We are designing new light projections using tiny mirrors covered with randomized silver particles. Our work in progress shows the first test of silver particles being arranged to reflect designed color (In this case blue and yellow). Through an optic arrangement we project reflections at a bigger scale - about 24” x 24” – For this project we have to create an optic device that projects the color reflection. This project is in collaboration with Professor Alexandra Boltasseva, Post-Doctoral Researcher Piotr Nyga and graduate student Sarah Nahar Chowdhury (all from Purdue). We chose the theme of the mandala because they are symbolic representations of the self, while also a reflection of the universe.
This work will be displayed by Esteban Garcia, Assistant Professor of Computer Graphics, Purdue.
This experience immerses participants in the unique sonic voice of an ancient forest in Borneo, Brunei collected by scientists at the Discovery Park Center for Global Soundscapes. This mega diverse place will be presented through an innovative network of transparent piezoelectric audio speakers developed at the Birck Nanotechnology Center by Mukerrem Cakmak, Professor of Materials and Mechanical Engineering and Armen Yildrim, Ph.D. student. The audio speakers were created at Purdue through the installation of a roll to roll manufacturing line that produces the low cost transparent piezoelectric films that can also be used as ultra-sensitive force sensors. The thin transparent audio speakers are sized according to species and their frequencies regenerating one of the oldest terrestrial soundscapes on Earth which is estimated to be over 100 million years old. Participants will “climb” to the top of the canopy where towering trees rise to 90 meters. The Center for Global Soundscapes has been studying biodiversity trends at pristine and disturbed biomes around the globe through the use of its big data audio recordings probed using artificial intelligence tools. These recordings will serve, in part, as acoustic fossils of natural habitats being lost worldwide, some of which will have vanished by 2050. This exhibit was designed by Bryan C. Pijanowski, Professor and University Faculty Scholar, Department of Forestry and Natural Resources, and Kristen Bellisario, Postdoctoral Research Associate, and sound and light installation support by Davin Huston, Assistant Professor in the School of Engineering Technology.

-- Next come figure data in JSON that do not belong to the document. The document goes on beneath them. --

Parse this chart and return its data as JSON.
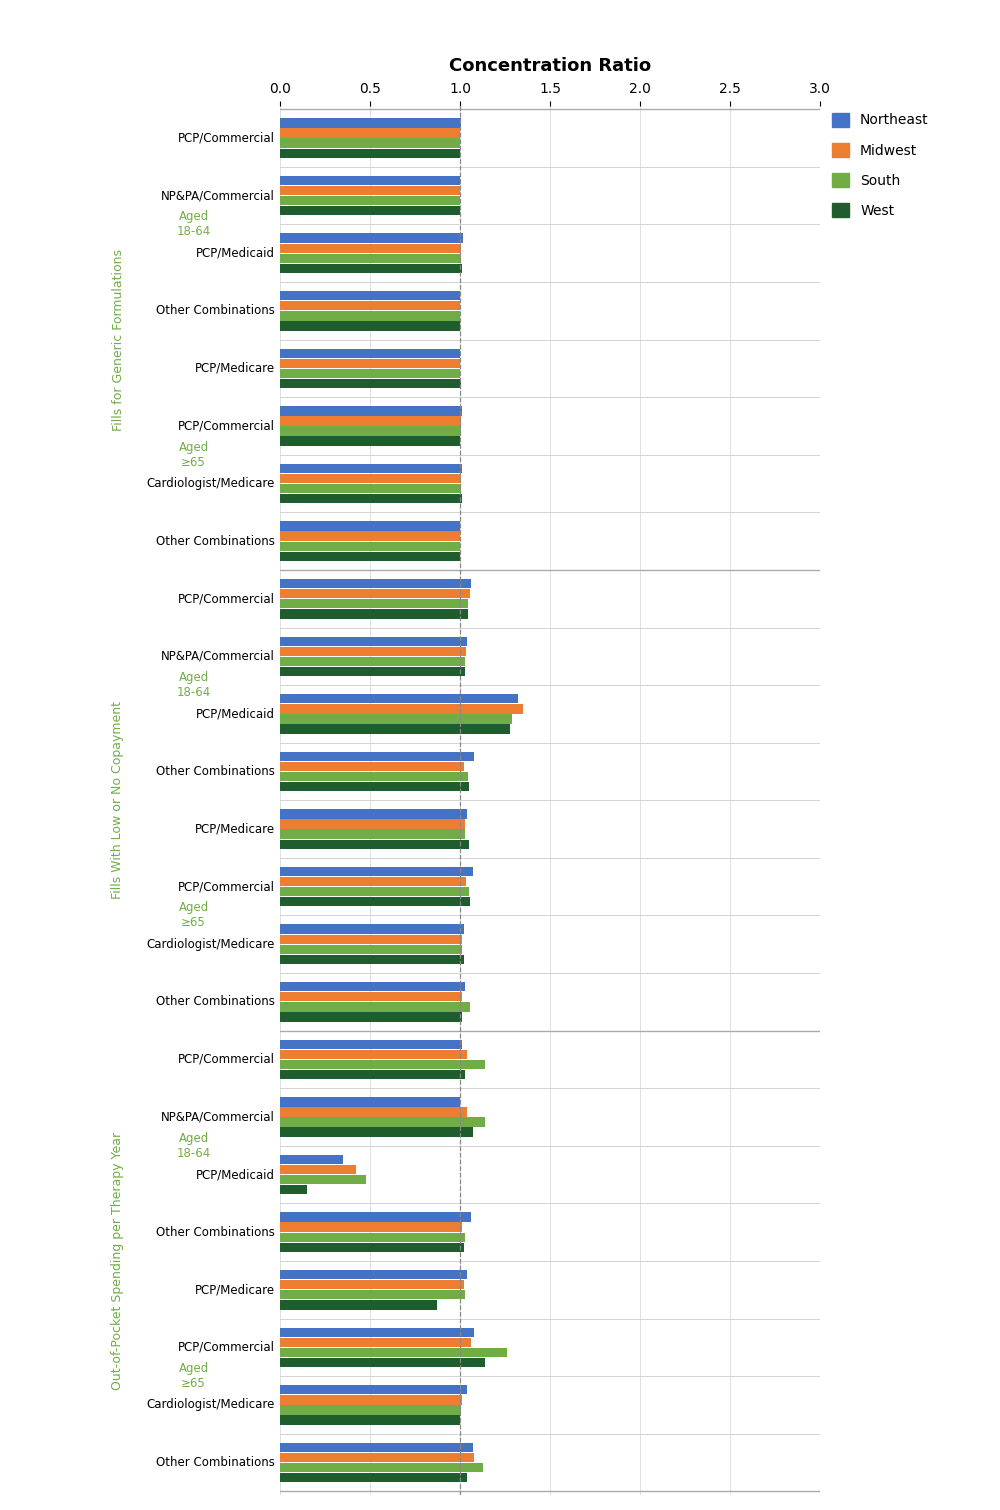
{
  "title": "Concentration Ratio",
  "xlim": [
    0.0,
    3.0
  ],
  "xticks": [
    0.0,
    0.5,
    1.0,
    1.5,
    2.0,
    2.5,
    3.0
  ],
  "colors": {
    "Northeast": "#4472C4",
    "Midwest": "#ED7D31",
    "South": "#70AD47",
    "West": "#1F5C2E"
  },
  "legend_labels": [
    "Northeast",
    "Midwest",
    "South",
    "West"
  ],
  "sections": [
    {
      "ylabel": "Fills for Generic Formulations",
      "ylabel_color": "#70AD47",
      "groups": [
        {
          "label": "Aged\n18-64",
          "label_color": "#70AD47",
          "rows": [
            {
              "name": "PCP/Commercial",
              "values": [
                1.005,
                1.0,
                1.0,
                1.0
              ]
            },
            {
              "name": "NP&PA/Commercial",
              "values": [
                1.0,
                1.0,
                1.0,
                1.0
              ]
            },
            {
              "name": "PCP/Medicaid",
              "values": [
                1.015,
                1.008,
                1.005,
                1.012
              ]
            },
            {
              "name": "Other Combinations",
              "values": [
                1.002,
                1.0,
                1.0,
                1.0
              ]
            }
          ]
        },
        {
          "label": "Aged\n≥65",
          "label_color": "#70AD47",
          "rows": [
            {
              "name": "PCP/Medicare",
              "values": [
                1.0,
                1.0,
                1.0,
                1.008
              ]
            },
            {
              "name": "PCP/Commercial",
              "values": [
                1.012,
                1.005,
                1.003,
                1.0
              ]
            },
            {
              "name": "Cardiologist/Medicare",
              "values": [
                1.01,
                1.005,
                1.005,
                1.012
              ]
            },
            {
              "name": "Other Combinations",
              "values": [
                1.0,
                1.0,
                1.0,
                1.0
              ]
            }
          ]
        }
      ]
    },
    {
      "ylabel": "Fills With Low or No Copayment",
      "ylabel_color": "#70AD47",
      "groups": [
        {
          "label": "Aged\n18-64",
          "label_color": "#70AD47",
          "rows": [
            {
              "name": "PCP/Commercial",
              "values": [
                1.06,
                1.055,
                1.045,
                1.045
              ]
            },
            {
              "name": "NP&PA/Commercial",
              "values": [
                1.04,
                1.035,
                1.03,
                1.03
              ]
            },
            {
              "name": "PCP/Medicaid",
              "values": [
                1.32,
                1.35,
                1.29,
                1.28
              ]
            },
            {
              "name": "Other Combinations",
              "values": [
                1.08,
                1.02,
                1.045,
                1.05
              ]
            }
          ]
        },
        {
          "label": "Aged\n≥65",
          "label_color": "#70AD47",
          "rows": [
            {
              "name": "PCP/Medicare",
              "values": [
                1.04,
                1.03,
                1.03,
                1.05
              ]
            },
            {
              "name": "PCP/Commercial",
              "values": [
                1.07,
                1.035,
                1.05,
                1.055
              ]
            },
            {
              "name": "Cardiologist/Medicare",
              "values": [
                1.02,
                1.01,
                1.01,
                1.02
              ]
            },
            {
              "name": "Other Combinations",
              "values": [
                1.03,
                1.01,
                1.055,
                1.01
              ]
            }
          ]
        }
      ]
    },
    {
      "ylabel": "Out-of-Pocket Spending per Therapy Year",
      "ylabel_color": "#70AD47",
      "groups": [
        {
          "label": "Aged\n18-64",
          "label_color": "#70AD47",
          "rows": [
            {
              "name": "PCP/Commercial",
              "values": [
                1.01,
                1.04,
                1.14,
                1.03
              ]
            },
            {
              "name": "NP&PA/Commercial",
              "values": [
                1.0,
                1.04,
                1.14,
                1.07
              ]
            },
            {
              "name": "PCP/Medicaid",
              "values": [
                0.35,
                0.42,
                0.48,
                0.15
              ]
            },
            {
              "name": "Other Combinations",
              "values": [
                1.06,
                1.01,
                1.03,
                1.02
              ]
            }
          ]
        },
        {
          "label": "Aged\n≥65",
          "label_color": "#70AD47",
          "rows": [
            {
              "name": "PCP/Medicare",
              "values": [
                1.04,
                1.02,
                1.03,
                0.87
              ]
            },
            {
              "name": "PCP/Commercial",
              "values": [
                1.08,
                1.06,
                1.26,
                1.14
              ]
            },
            {
              "name": "Cardiologist/Medicare",
              "values": [
                1.04,
                1.01,
                1.005,
                1.0
              ]
            },
            {
              "name": "Other Combinations",
              "values": [
                1.07,
                1.08,
                1.13,
                1.04
              ]
            }
          ]
        }
      ]
    }
  ]
}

Built completely from scratch, it started out life as a Traxxas hobby-grade RC car, of which LHP also uses in several of in its STEM and training programs, including a new Autonomous Vehicle Technology course in its LHPu division. Now run with an NVIDIA Xavier, it is designed to serve as a testing and development platform for years to come. While it is currently running LIDAR and a depth-sensing camera for navigation, it is designed to integrate other technologies that LHP is also helping to pioneer, notably LiFi and 5G for V2X communication capabilities, which are believed to be instrumental in transportation automation in the long term. This car is also currently serving as a test vehicle for a master’s thesis in predictive maintenance and machine learning by a student out of Italy at the University of Bologna, in partnership with LHP Europe. For this demonstration, we will have various objects to place in front of the vehicle path, demonstrating the ability to safely, stop, correct, and continue on.
To build "AR (Augmented Reality) commerce" experience by breaking paper menu barriers (with AR Portion, real-time translation, allergy alarm, online ingredient, etc). Designed and conceived by Visual Communication Design graduate student Fanfei Zhou, VCD MFA, 2019 This will be displayed by Li Zhang, Professor of Visual Communication Design, Purdue.